Photo: Rebel Wilson and Adele/Instagram
Weight and weight loss have always been a topic of controversy in the entertainment industry. From the pressure on super models to look like skin and bone corpses, to the urging of actresses to lose weight in order to land a role, it’s been a sore subject for many. In recent months, we’ve seen a whole new wave of celebrities who have been pushing the weight change articles throughout numerous publications.
Adele, who was always a recognizable larger woman, stunned the public when she resurfaced post-divorce looking the size of a third of her former self. Stress from a public breakup? Revenge body? Pressures from her executives? What drove this significant weight drop? Rebel Wilson is another example of a celebrity making headlines in recent months for her newly adopted active lifestyle. While it is great to encourage physical fitness as a method for promoting mental and physical wellbeing, the immense pressure to obtain perfection may weigh too heavy on females in entertainment.
Body Positive Vibes or Weight Loss Vibes?
In a modern day “be yourself” era, why is there seemingly an unbearable pressure to conform to the size 2 supposedly most desirable waist circumference? There is an undeniable lack of opportunity for bigger women in Hollywood, as they are almost always typecast for their most prominent feature – their size. Forget the fact that they can memorize a script in 1 hour, act in the league of Meryl Streep, ignore that she can speak three different languages, the focus is always on the size of the waistline.

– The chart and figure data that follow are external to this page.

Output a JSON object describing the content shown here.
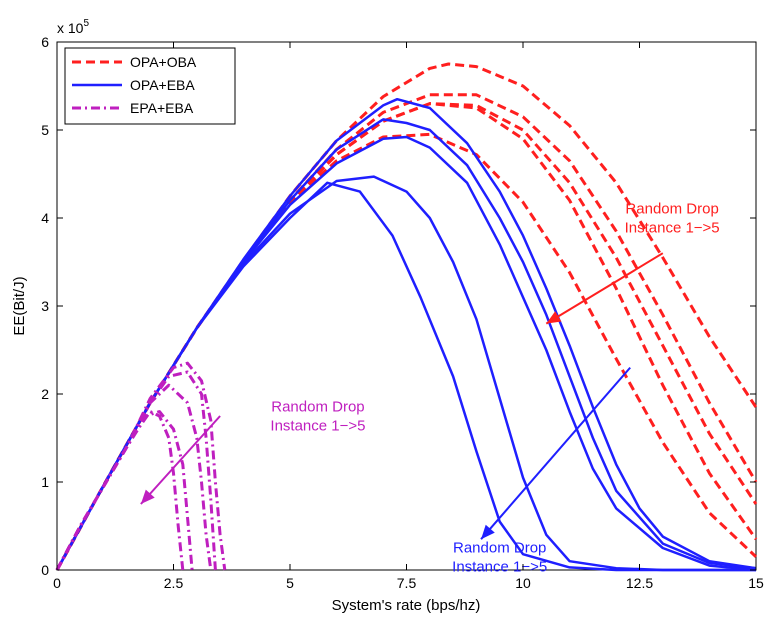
{
  "chart_data": {
    "type": "line",
    "title": "",
    "xlabel": "System's rate (bps/hz)",
    "ylabel": "EE(Bit/J)",
    "y_multiplier_label": "x 10",
    "y_multiplier_exponent": "5",
    "xlim": [
      0,
      15
    ],
    "ylim": [
      0,
      6
    ],
    "x_ticks": [
      0,
      2.5,
      5,
      7.5,
      10,
      12.5,
      15
    ],
    "x_tick_labels": [
      "0",
      "2.5",
      "5",
      "7.5",
      "10",
      "12.5",
      "15"
    ],
    "y_ticks": [
      0,
      1,
      2,
      3,
      4,
      5,
      6
    ],
    "y_tick_labels": [
      "0",
      "1",
      "2",
      "3",
      "4",
      "5",
      "6"
    ],
    "grid": false,
    "legend_position": "top-left",
    "colors": {
      "OPA+OBA": "#ff1f1f",
      "OPA+EBA": "#1f1fff",
      "EPA+EBA": "#bf1fbf"
    },
    "legend": [
      "OPA+OBA",
      "OPA+EBA",
      "EPA+EBA"
    ],
    "series": [
      {
        "group": "OPA+OBA",
        "points": [
          [
            0,
            0
          ],
          [
            1,
            0.96
          ],
          [
            2,
            1.9
          ],
          [
            3,
            2.75
          ],
          [
            4,
            3.5
          ],
          [
            5,
            4.18
          ],
          [
            6,
            4.72
          ],
          [
            7,
            5.1
          ],
          [
            8,
            5.3
          ],
          [
            9,
            5.28
          ],
          [
            10,
            5.0
          ],
          [
            11,
            4.4
          ],
          [
            12,
            3.55
          ],
          [
            13,
            2.55
          ],
          [
            14,
            1.55
          ],
          [
            15,
            0.75
          ]
        ]
      },
      {
        "group": "OPA+OBA",
        "points": [
          [
            0,
            0
          ],
          [
            1,
            0.96
          ],
          [
            2,
            1.9
          ],
          [
            3,
            2.75
          ],
          [
            4,
            3.5
          ],
          [
            5,
            4.18
          ],
          [
            6,
            4.72
          ],
          [
            7,
            5.1
          ],
          [
            8,
            5.3
          ],
          [
            9,
            5.25
          ],
          [
            10,
            4.9
          ],
          [
            11,
            4.2
          ],
          [
            12,
            3.2
          ],
          [
            13,
            2.1
          ],
          [
            14,
            1.1
          ],
          [
            15,
            0.35
          ]
        ]
      },
      {
        "group": "OPA+OBA",
        "points": [
          [
            0,
            0
          ],
          [
            1,
            0.96
          ],
          [
            2,
            1.9
          ],
          [
            3,
            2.75
          ],
          [
            4,
            3.5
          ],
          [
            5,
            4.2
          ],
          [
            6,
            4.78
          ],
          [
            7,
            5.2
          ],
          [
            8,
            5.4
          ],
          [
            9,
            5.4
          ],
          [
            10,
            5.15
          ],
          [
            11,
            4.65
          ],
          [
            12,
            3.85
          ],
          [
            13,
            2.9
          ],
          [
            14,
            1.9
          ],
          [
            15,
            1.0
          ]
        ]
      },
      {
        "group": "OPA+OBA",
        "points": [
          [
            0,
            0
          ],
          [
            1,
            0.96
          ],
          [
            2,
            1.9
          ],
          [
            3,
            2.75
          ],
          [
            4,
            3.5
          ],
          [
            5,
            4.18
          ],
          [
            6,
            4.65
          ],
          [
            7,
            4.92
          ],
          [
            8,
            4.95
          ],
          [
            9,
            4.72
          ],
          [
            10,
            4.18
          ],
          [
            11,
            3.38
          ],
          [
            12,
            2.4
          ],
          [
            13,
            1.45
          ],
          [
            14,
            0.65
          ],
          [
            15,
            0.15
          ]
        ]
      },
      {
        "group": "OPA+OBA",
        "points": [
          [
            0,
            0
          ],
          [
            1,
            0.96
          ],
          [
            2,
            1.9
          ],
          [
            3,
            2.75
          ],
          [
            4,
            3.52
          ],
          [
            5,
            4.25
          ],
          [
            6,
            4.88
          ],
          [
            7,
            5.38
          ],
          [
            8,
            5.7
          ],
          [
            8.4,
            5.75
          ],
          [
            9,
            5.72
          ],
          [
            10,
            5.5
          ],
          [
            11,
            5.05
          ],
          [
            12,
            4.4
          ],
          [
            13,
            3.55
          ],
          [
            14,
            2.65
          ],
          [
            15,
            1.85
          ]
        ]
      },
      {
        "group": "OPA+EBA",
        "points": [
          [
            0,
            0
          ],
          [
            1,
            0.96
          ],
          [
            2,
            1.9
          ],
          [
            3,
            2.75
          ],
          [
            4,
            3.48
          ],
          [
            5,
            4.05
          ],
          [
            6,
            4.42
          ],
          [
            6.8,
            4.47
          ],
          [
            7.5,
            4.3
          ],
          [
            8,
            4.0
          ],
          [
            8.5,
            3.5
          ],
          [
            9,
            2.85
          ],
          [
            9.5,
            1.95
          ],
          [
            10,
            1.05
          ],
          [
            10.5,
            0.4
          ],
          [
            11,
            0.1
          ],
          [
            12,
            0.02
          ],
          [
            13,
            0.0
          ],
          [
            15,
            0.0
          ]
        ]
      },
      {
        "group": "OPA+EBA",
        "points": [
          [
            0,
            0
          ],
          [
            1,
            0.96
          ],
          [
            2,
            1.9
          ],
          [
            3,
            2.75
          ],
          [
            4,
            3.45
          ],
          [
            5,
            4.0
          ],
          [
            5.8,
            4.4
          ],
          [
            6.5,
            4.3
          ],
          [
            7.2,
            3.8
          ],
          [
            7.8,
            3.1
          ],
          [
            8.5,
            2.2
          ],
          [
            9,
            1.35
          ],
          [
            9.5,
            0.55
          ],
          [
            10,
            0.18
          ],
          [
            11,
            0.03
          ],
          [
            12,
            0.0
          ],
          [
            15,
            0.0
          ]
        ]
      },
      {
        "group": "OPA+EBA",
        "points": [
          [
            0,
            0
          ],
          [
            1,
            0.96
          ],
          [
            2,
            1.9
          ],
          [
            3,
            2.75
          ],
          [
            4,
            3.5
          ],
          [
            5,
            4.15
          ],
          [
            6,
            4.62
          ],
          [
            7,
            4.9
          ],
          [
            7.5,
            4.92
          ],
          [
            8,
            4.8
          ],
          [
            8.8,
            4.4
          ],
          [
            9.5,
            3.7
          ],
          [
            10,
            3.1
          ],
          [
            10.5,
            2.5
          ],
          [
            11,
            1.8
          ],
          [
            11.5,
            1.15
          ],
          [
            12,
            0.7
          ],
          [
            13,
            0.25
          ],
          [
            14,
            0.05
          ],
          [
            15,
            0.0
          ]
        ]
      },
      {
        "group": "OPA+EBA",
        "points": [
          [
            0,
            0
          ],
          [
            1,
            0.96
          ],
          [
            2,
            1.9
          ],
          [
            3,
            2.75
          ],
          [
            4,
            3.52
          ],
          [
            5,
            4.2
          ],
          [
            6,
            4.78
          ],
          [
            7,
            5.12
          ],
          [
            7.5,
            5.08
          ],
          [
            8,
            5.0
          ],
          [
            8.8,
            4.6
          ],
          [
            9.5,
            4.0
          ],
          [
            10,
            3.5
          ],
          [
            10.5,
            2.9
          ],
          [
            11,
            2.2
          ],
          [
            11.5,
            1.5
          ],
          [
            12,
            0.9
          ],
          [
            13,
            0.3
          ],
          [
            14,
            0.08
          ],
          [
            15,
            0.02
          ]
        ]
      },
      {
        "group": "OPA+EBA",
        "points": [
          [
            0,
            0
          ],
          [
            1,
            0.96
          ],
          [
            2,
            1.9
          ],
          [
            3,
            2.75
          ],
          [
            4,
            3.53
          ],
          [
            5,
            4.25
          ],
          [
            6,
            4.88
          ],
          [
            7,
            5.28
          ],
          [
            7.3,
            5.35
          ],
          [
            8,
            5.25
          ],
          [
            8.8,
            4.85
          ],
          [
            9.5,
            4.3
          ],
          [
            10,
            3.8
          ],
          [
            10.5,
            3.2
          ],
          [
            11,
            2.55
          ],
          [
            11.5,
            1.85
          ],
          [
            12,
            1.2
          ],
          [
            12.5,
            0.7
          ],
          [
            13,
            0.38
          ],
          [
            14,
            0.1
          ],
          [
            15,
            0.02
          ]
        ]
      },
      {
        "group": "EPA+EBA",
        "points": [
          [
            0,
            0
          ],
          [
            0.5,
            0.5
          ],
          [
            1,
            0.95
          ],
          [
            1.5,
            1.4
          ],
          [
            1.8,
            1.65
          ],
          [
            2.0,
            1.8
          ],
          [
            2.2,
            1.75
          ],
          [
            2.4,
            1.5
          ],
          [
            2.5,
            1.1
          ],
          [
            2.6,
            0.5
          ],
          [
            2.7,
            0.0
          ]
        ]
      },
      {
        "group": "EPA+EBA",
        "points": [
          [
            0,
            0
          ],
          [
            0.5,
            0.5
          ],
          [
            1,
            0.95
          ],
          [
            1.5,
            1.4
          ],
          [
            2.0,
            1.9
          ],
          [
            2.4,
            2.1
          ],
          [
            2.8,
            1.9
          ],
          [
            3.0,
            1.5
          ],
          [
            3.1,
            1.0
          ],
          [
            3.2,
            0.4
          ],
          [
            3.3,
            0.0
          ]
        ]
      },
      {
        "group": "EPA+EBA",
        "points": [
          [
            0,
            0
          ],
          [
            0.5,
            0.5
          ],
          [
            1,
            0.95
          ],
          [
            1.5,
            1.4
          ],
          [
            2.0,
            1.95
          ],
          [
            2.5,
            2.3
          ],
          [
            2.8,
            2.35
          ],
          [
            3.1,
            2.15
          ],
          [
            3.3,
            1.7
          ],
          [
            3.4,
            1.0
          ],
          [
            3.5,
            0.4
          ],
          [
            3.6,
            0.0
          ]
        ]
      },
      {
        "group": "EPA+EBA",
        "points": [
          [
            0,
            0
          ],
          [
            0.5,
            0.5
          ],
          [
            1,
            0.95
          ],
          [
            1.5,
            1.4
          ],
          [
            2.0,
            1.9
          ],
          [
            2.4,
            2.2
          ],
          [
            2.8,
            2.25
          ],
          [
            3.1,
            2.0
          ],
          [
            3.2,
            1.5
          ],
          [
            3.3,
            0.8
          ],
          [
            3.4,
            0.0
          ]
        ]
      },
      {
        "group": "EPA+EBA",
        "points": [
          [
            0,
            0
          ],
          [
            0.5,
            0.5
          ],
          [
            1,
            0.95
          ],
          [
            1.5,
            1.4
          ],
          [
            1.9,
            1.75
          ],
          [
            2.2,
            1.8
          ],
          [
            2.5,
            1.6
          ],
          [
            2.7,
            1.2
          ],
          [
            2.8,
            0.6
          ],
          [
            2.9,
            0.0
          ]
        ]
      }
    ],
    "annotations": [
      {
        "group": "OPA+OBA",
        "lines": [
          "Random Drop",
          "Instance 1−>5"
        ],
        "text_at": [
          13.2,
          4.05
        ],
        "arrow_from": [
          13.0,
          3.6
        ],
        "arrow_to": [
          10.5,
          2.8
        ]
      },
      {
        "group": "OPA+EBA",
        "lines": [
          "Random Drop",
          "Instance 1−>5"
        ],
        "text_at": [
          9.5,
          0.2
        ],
        "arrow_from": [
          12.3,
          2.3
        ],
        "arrow_to": [
          9.1,
          0.35
        ]
      },
      {
        "group": "EPA+EBA",
        "lines": [
          "Random Drop",
          "Instance 1−>5"
        ],
        "text_at": [
          5.6,
          1.8
        ],
        "arrow_from": [
          3.5,
          1.75
        ],
        "arrow_to": [
          1.8,
          0.75
        ]
      }
    ]
  }
}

In the #metoo era, it’s hard to imagine how such basic human feelings are overlooked in favor of making a larger actress the butt of the joke in exchange of a decent paycheck. It can be assumed that many writers and directors seek to fill leading roles with culturally “ideal” female stars, perfect hair, face, waistline, and all. It must be an immense amount of pressure and unfair standards to have to live by.
It’s Not Funny When Jokes Are Based on Weight
Regarding the butt of the joke, Rebel Wilson, who is known for her funny quips and endearing accent, couldn’t even have a name without a preface in the Pitch Perfect franchise. Rather than her character having the expected “Amy” moniker, they added a preface to it. Instead of being known as Amy, Rebel’s character is now forever immoralized as “Fat Amy.” That’s a true story, Rebel’s character in Pitch Perfect can’t simply go by Amy, it had to be “Fat Amy.” That role must have done wonders for her self-esteem. Making a joke of it on the surface can be a form of therapy for what occurs beneath the surface.
While she may have laughed it off as a funny twist on her character’s name, Rebel must have manifested the derogatory energy on a personal level. Teaching children to describe other attributes used to describe someone are some of the best fundamentals to promote. Not describing someone by their physical characteristics can help the next generation focus on inner characteristics, learning never to judge a book by its cover. Putting the scenario into context may help some to visualize the pain from an outside standpoint.
Imagine, you spend all of your daughter’s young formative years teaching her the value of her inner smarts and inner beauty, while promoting much less attention to our appearance. Despite your years of positive reinforcement as a parent, you watch your daughter be heckled and ridiculed all on social media, magazines, and in person. You watch her to achieve her dream of becoming an actress, only to watch her face in empathy as she earns a role with the name “Fat” in front of it.
We make them the butt of the joke, and it’s lauded as fun? There is a certain amount of relentless evil that accompanies someone’s karma if they tell a woman she needs to lose weight in order to be of any value. In acting or in any capacity, it would be a much better narrative if we pushed acceptance and a body-positive mentality. That would be the definition of big and beautiful.